The main strengths of our study are its relatively large sample size and the possibility to correct for several factors including BMI, inflammation (C-reactive protein) and habits and the longitudinal design. This allowed us to follow-up clinical and biological changes over time.

This study also had some limitations. Missing data limited the analysis of multiple factors affecting the same dependent variable. For example, it was not possible to test for an interaction between age and antipsychotic type or prolactin levels, and so conclusions about the differential effects of hyperprolactinaemia are based solely on differences between age groups. Moreover, we did not employ a dedicated questionnaire to identify menopause but used information on age as a proxy for it.

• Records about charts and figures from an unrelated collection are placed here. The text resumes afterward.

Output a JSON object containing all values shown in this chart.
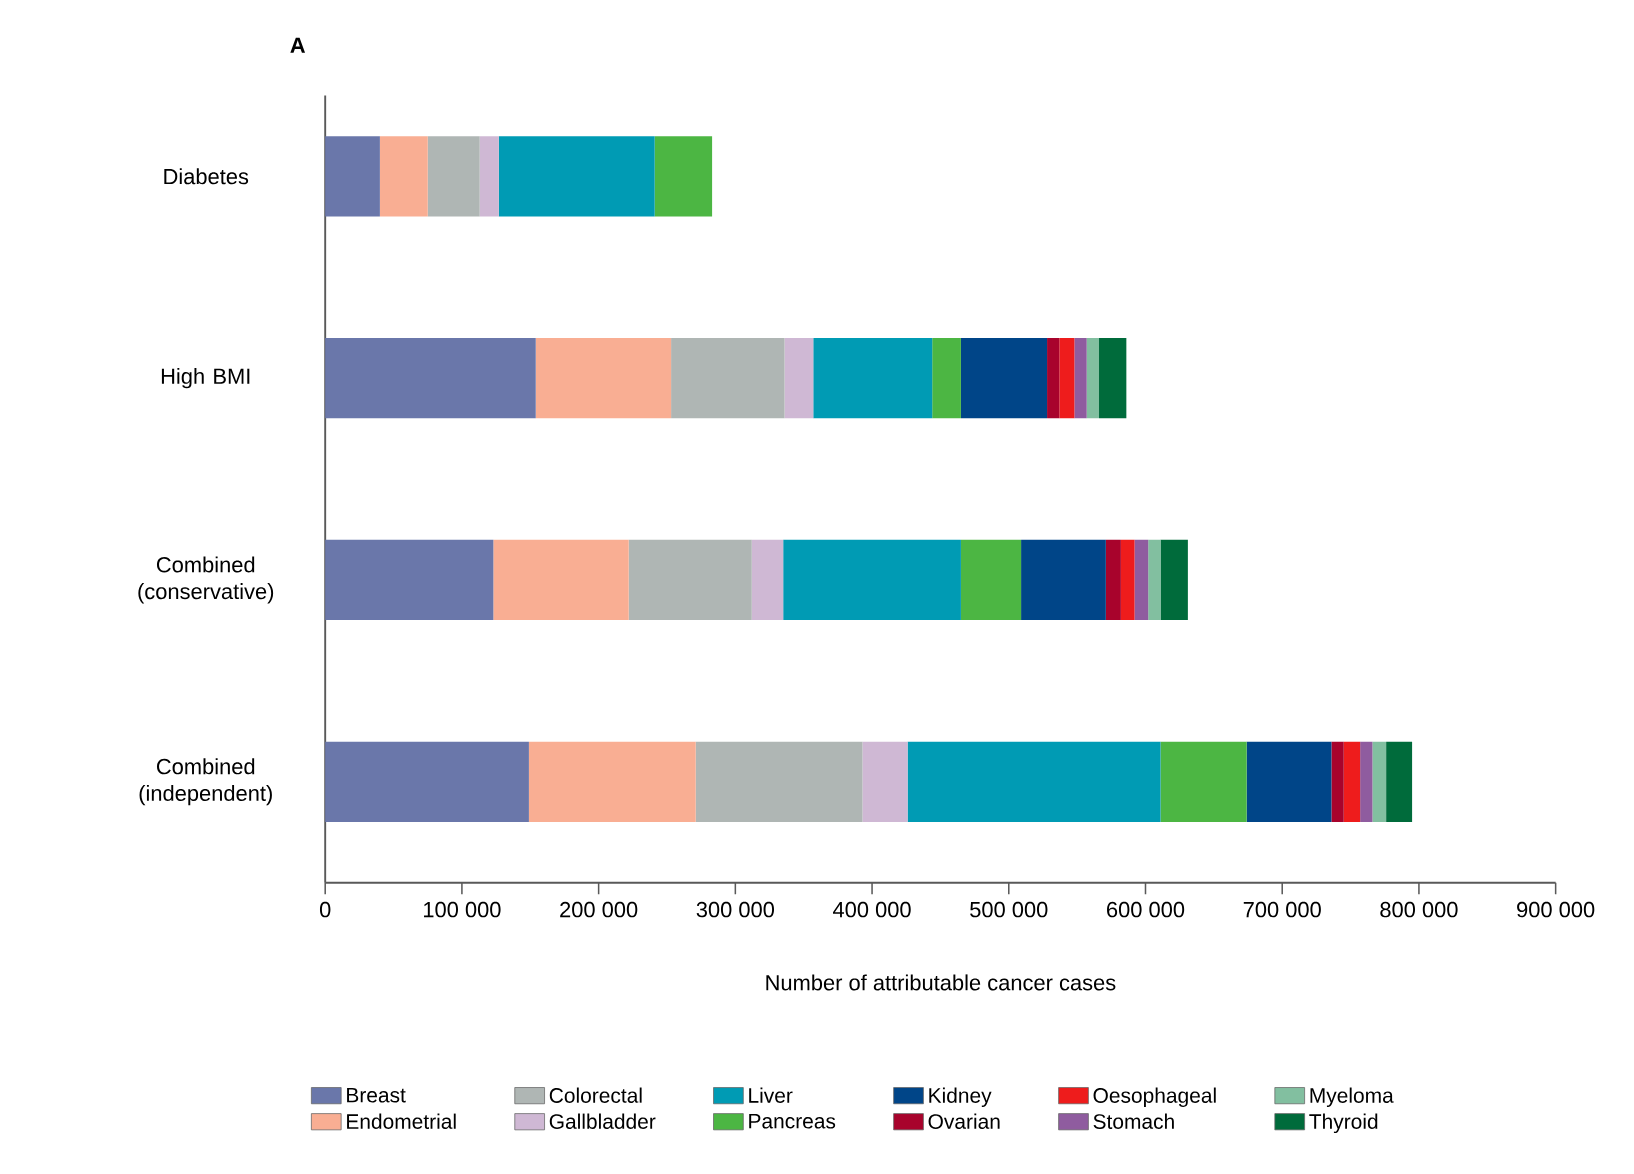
{
  "chart_data": {
    "type": "bar",
    "orientation": "horizontal",
    "stacked": true,
    "title": "A",
    "xlabel": "Number of attributable cancer cases",
    "categories": [
      "Diabetes",
      "High BMI",
      "Combined (conservative)",
      "Combined (independent)"
    ],
    "xlim": [
      0,
      900000
    ],
    "xticks": [
      0,
      {
        "value": 100000,
        "label": "100 000"
      },
      {
        "value": 200000,
        "label": "200 000"
      },
      {
        "value": 300000,
        "label": "300 000"
      },
      {
        "value": 400000,
        "label": "400 000"
      },
      {
        "value": 500000,
        "label": "500 000"
      },
      {
        "value": 600000,
        "label": "600 000"
      },
      {
        "value": 700000,
        "label": "700 000"
      },
      {
        "value": 800000,
        "label": "800 000"
      },
      {
        "value": 900000,
        "label": "900 000"
      }
    ],
    "grid": false,
    "legend": "bottom",
    "series": [
      {
        "name": "Breast",
        "color": "#6a77aa",
        "values": [
          40000,
          154000,
          123000,
          149000
        ]
      },
      {
        "name": "Endometrial",
        "color": "#f9ae93",
        "values": [
          35000,
          99000,
          99000,
          122000
        ]
      },
      {
        "name": "Colorectal",
        "color": "#afb6b4",
        "values": [
          38000,
          83000,
          90000,
          122000
        ]
      },
      {
        "name": "Gallbladder",
        "color": "#cfb8d4",
        "values": [
          14000,
          21000,
          23000,
          33000
        ]
      },
      {
        "name": "Liver",
        "color": "#009bb4",
        "values": [
          114000,
          87000,
          130000,
          185000
        ]
      },
      {
        "name": "Pancreas",
        "color": "#4cb643",
        "values": [
          42000,
          21000,
          44000,
          63000
        ]
      },
      {
        "name": "Kidney",
        "color": "#004588",
        "values": [
          0,
          63000,
          62000,
          62000
        ]
      },
      {
        "name": "Ovarian",
        "color": "#a8032c",
        "values": [
          0,
          9000,
          11000,
          9000
        ]
      },
      {
        "name": "Oesophageal",
        "color": "#ee1c1c",
        "values": [
          0,
          11000,
          10000,
          12000
        ]
      },
      {
        "name": "Stomach",
        "color": "#8f5c9f",
        "values": [
          0,
          9000,
          10000,
          9000
        ]
      },
      {
        "name": "Myeloma",
        "color": "#82bfa0",
        "values": [
          0,
          9000,
          9000,
          10000
        ]
      },
      {
        "name": "Thyroid",
        "color": "#006b3b",
        "values": [
          0,
          20000,
          20000,
          19000
        ]
      }
    ]
  }
}
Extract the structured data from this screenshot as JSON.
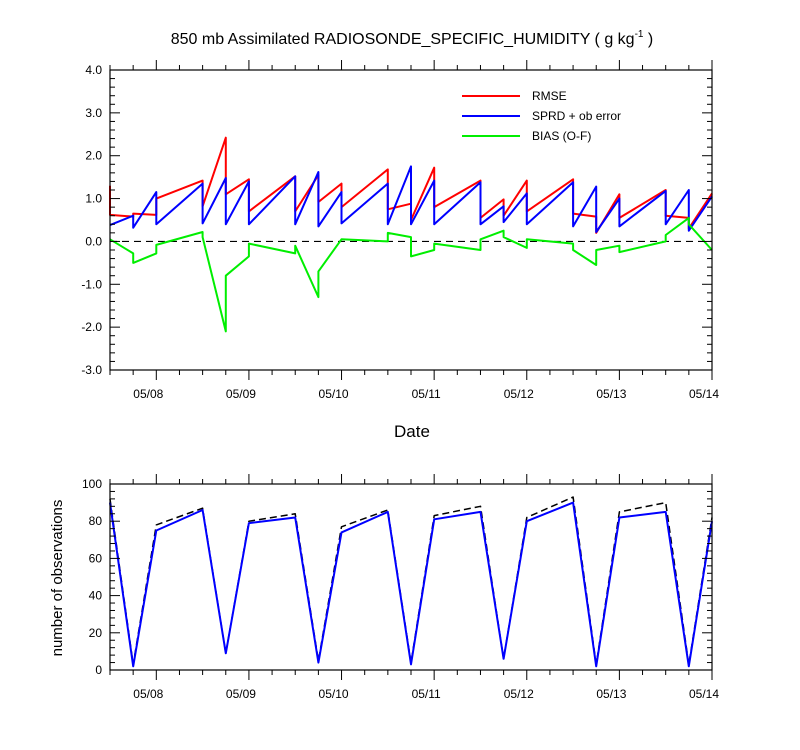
{
  "chart_data": [
    {
      "type": "line",
      "title": "850 mb Assimilated RADIOSONDE_SPECIFIC_HUMIDITY ( g kg",
      "title_exponent": "-1",
      "title_suffix": " )",
      "xlabel": "Date",
      "ylabel": "",
      "xlim": [
        0,
        6.5
      ],
      "x_unit": "days after 05/07 12Z",
      "ylim": [
        -3.0,
        4.0
      ],
      "yticks": [
        "-3.0",
        "-2.0",
        "-1.0",
        "0.0",
        "1.0",
        "2.0",
        "3.0",
        "4.0"
      ],
      "ytick_values": [
        -3,
        -2,
        -1,
        0,
        1,
        2,
        3,
        4
      ],
      "xticks": [
        "05/08",
        "05/09",
        "05/10",
        "05/11",
        "05/12",
        "05/13",
        "05/14"
      ],
      "xtick_values": [
        0.5,
        1.5,
        2.5,
        3.5,
        4.5,
        5.5,
        6.5
      ],
      "zero_line": true,
      "legend": {
        "placement": "top-right"
      },
      "series": [
        {
          "name": "RMSE",
          "color": "#ff0000",
          "x": [
            0.0,
            0.0,
            0.25,
            0.25,
            0.5,
            0.5,
            1.0,
            1.0,
            1.25,
            1.25,
            1.5,
            1.5,
            2.0,
            2.0,
            2.25,
            2.25,
            2.5,
            2.5,
            3.0,
            3.0,
            3.25,
            3.25,
            3.5,
            3.5,
            4.0,
            4.0,
            4.25,
            4.25,
            4.5,
            4.5,
            5.0,
            5.0,
            5.25,
            5.25,
            5.5,
            5.5,
            6.0,
            6.0,
            6.25,
            6.25,
            6.5
          ],
          "y": [
            1.3,
            0.62,
            0.58,
            0.65,
            0.62,
            1.0,
            1.42,
            0.82,
            2.42,
            1.1,
            1.45,
            0.7,
            1.52,
            0.7,
            1.55,
            0.92,
            1.35,
            0.8,
            1.68,
            0.75,
            0.88,
            0.5,
            1.72,
            0.8,
            1.42,
            0.55,
            0.98,
            0.6,
            1.42,
            0.7,
            1.45,
            0.65,
            0.58,
            0.2,
            1.1,
            0.55,
            1.2,
            0.6,
            0.55,
            0.3,
            1.12
          ]
        },
        {
          "name": "SPRD + ob error",
          "color": "#0000ff",
          "x": [
            0.0,
            0.25,
            0.25,
            0.5,
            0.5,
            1.0,
            1.0,
            1.25,
            1.25,
            1.5,
            1.5,
            2.0,
            2.0,
            2.25,
            2.25,
            2.5,
            2.5,
            3.0,
            3.0,
            3.25,
            3.25,
            3.5,
            3.5,
            4.0,
            4.0,
            4.25,
            4.25,
            4.5,
            4.5,
            5.0,
            5.0,
            5.25,
            5.25,
            5.5,
            5.5,
            6.0,
            6.0,
            6.25,
            6.25,
            6.5
          ],
          "y": [
            0.38,
            0.6,
            0.32,
            1.15,
            0.4,
            1.35,
            0.42,
            1.48,
            0.4,
            1.4,
            0.4,
            1.52,
            0.4,
            1.62,
            0.35,
            1.15,
            0.42,
            1.35,
            0.4,
            1.75,
            0.4,
            1.42,
            0.4,
            1.38,
            0.4,
            0.82,
            0.45,
            1.12,
            0.4,
            1.38,
            0.35,
            1.28,
            0.22,
            1.0,
            0.35,
            1.18,
            0.4,
            1.2,
            0.25,
            1.05
          ]
        },
        {
          "name": "BIAS (O-F)",
          "color": "#00ee00",
          "x": [
            0.0,
            0.25,
            0.25,
            0.5,
            0.5,
            1.0,
            1.0,
            1.25,
            1.25,
            1.5,
            1.5,
            2.0,
            2.0,
            2.25,
            2.25,
            2.5,
            2.5,
            3.0,
            3.0,
            3.25,
            3.25,
            3.5,
            3.5,
            4.0,
            4.0,
            4.25,
            4.25,
            4.5,
            4.5,
            5.0,
            5.0,
            5.25,
            5.25,
            5.5,
            5.5,
            6.0,
            6.0,
            6.25,
            6.25,
            6.5
          ],
          "y": [
            0.05,
            -0.28,
            -0.5,
            -0.28,
            -0.08,
            0.22,
            0.1,
            -2.1,
            -0.8,
            -0.35,
            -0.05,
            -0.28,
            -0.1,
            -1.3,
            -0.7,
            0.05,
            0.05,
            0.0,
            0.2,
            0.1,
            -0.35,
            -0.2,
            -0.05,
            -0.2,
            0.05,
            0.25,
            0.1,
            -0.15,
            0.05,
            -0.05,
            -0.2,
            -0.55,
            -0.2,
            -0.1,
            -0.25,
            0.0,
            0.15,
            0.55,
            0.4,
            -0.2
          ]
        }
      ]
    },
    {
      "type": "line",
      "title": "",
      "xlabel": "",
      "ylabel": "number of observations",
      "xlim": [
        0,
        6.5
      ],
      "x_unit": "days after 05/07 12Z",
      "ylim": [
        0,
        100
      ],
      "yticks": [
        "0",
        "20",
        "40",
        "60",
        "80",
        "100"
      ],
      "ytick_values": [
        0,
        20,
        40,
        60,
        80,
        100
      ],
      "xticks": [
        "05/08",
        "05/09",
        "05/10",
        "05/11",
        "05/12",
        "05/13",
        "05/14"
      ],
      "xtick_values": [
        0.5,
        1.5,
        2.5,
        3.5,
        4.5,
        5.5,
        6.5
      ],
      "series": [
        {
          "name": "",
          "color": "#000000",
          "dashed": true,
          "x": [
            0.0,
            0.25,
            0.5,
            1.0,
            1.25,
            1.5,
            2.0,
            2.25,
            2.5,
            3.0,
            3.25,
            3.5,
            4.0,
            4.25,
            4.5,
            5.0,
            5.25,
            5.5,
            6.0,
            6.25,
            6.5
          ],
          "y": [
            92,
            3,
            78,
            87,
            9,
            80,
            84,
            5,
            77,
            86,
            4,
            83,
            88,
            6,
            82,
            93,
            3,
            85,
            90,
            3,
            82
          ]
        },
        {
          "name": "",
          "color": "#0000ff",
          "x": [
            0.0,
            0.25,
            0.5,
            1.0,
            1.25,
            1.5,
            2.0,
            2.25,
            2.5,
            3.0,
            3.25,
            3.5,
            4.0,
            4.25,
            4.5,
            5.0,
            5.25,
            5.5,
            6.0,
            6.25,
            6.5
          ],
          "y": [
            90,
            2,
            75,
            86,
            9,
            79,
            82,
            4,
            74,
            85,
            3,
            81,
            85,
            6,
            80,
            90,
            2,
            82,
            85,
            2,
            80
          ]
        }
      ]
    }
  ]
}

Future longitudinal studies should use specific clinical measures to capture menopause symptoms and psychiatric symptoms (including treatment response) at this critical juncture. Overall, despite such limitations, we were able to replicate existing results, to produce relevant findings to guide future research in women’s mental health and to highlight gaps to be filled in everyday care, as well as provide a numerical basis for future clinical research in this important area.

In conclusion, women with non-affective psychosis aged above 40 may be more susceptible to clinical deterioration, at least partially due to the menopausal transition and the additional hormonal impact of iatrogenic hyperprolactinaemia. Identifying and managing hormonal changes, considering ethnic diversity, and adjusting psychotropic medications accordingly, seems vital for a more personalised treatment approach for women’s mental and physical health.